Postdoctoral researcher in Ethics, Political philosophy and Philosophy of Law
Core professor of the Global Center for Advanced Studies
Claudia Landolfi is an Italian philosopher of the metamorphosis of contemporary subjectivity. Following the completion of her Ph.D. dissertation on Deleuze and Hume about the connections between desire-law-institutions, she has served for the last two years as a researcher at Jan van Eyck Academy in Maastricht, Netherlands, the Dutch center for research in art, design and philosophy. While working in the Theory Department under the direction of the Slovenian theorist Mladen Dolar, she has participated in numerous international conferences both as selected and as invited speaker. She has written books and essays on modern and contemporary Western philosophy with a particular focus on the subjectivation processes in the neoliberal digital apparatuses which restructure the relation between nature and culture, desire and power.
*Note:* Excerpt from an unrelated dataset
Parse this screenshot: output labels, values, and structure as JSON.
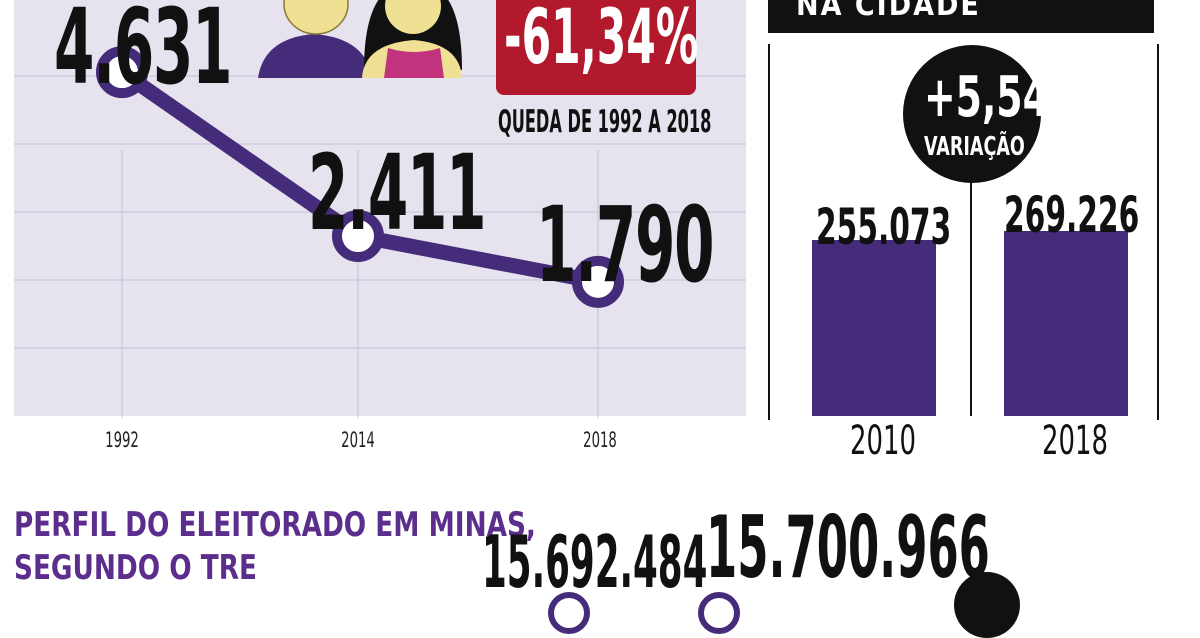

She is working out a theory on the subjectivity defining concepts as: ‘digital governmentality’, ‘governamentalization of emotions’ in digital media, ‘digital shrift’, ‘psychic enclosure’,‘informational matter’, ‘legal principle of subjectivation’. Psychic enclosure is represented by the formulation of a judgmental internalized norm which regulates the emotions and which is activated by digital media’s apparatuses, thus producing the moralized-judgmental subject in digital media ‘court’ over the affective and informational matter which is the singularity in its desiring facets. The internalized judgment is an extension of the apparatus of control (as self-control), thus digital media’s function is understood not only as spectacularization and control but also as a court finalized to the inclusion of people adopting the dominant anthropological model (the judge who works for capitalist production) and to the exclusion of the unproductive differences. The difference is not in the multiplication of tastes and orientations as such but is the non-judgmental and evenimential multiplicity. Her current research on the affect tends to open the subjective potential subtracting it to the judgment. Her aim is to propose an Ethics of Affect on an Empiricist basis, stressing the concepts of imagination, indetermination and invention, criticizing the cause-effect law and the anthropological paradigm which she calls ‘the legal subject’.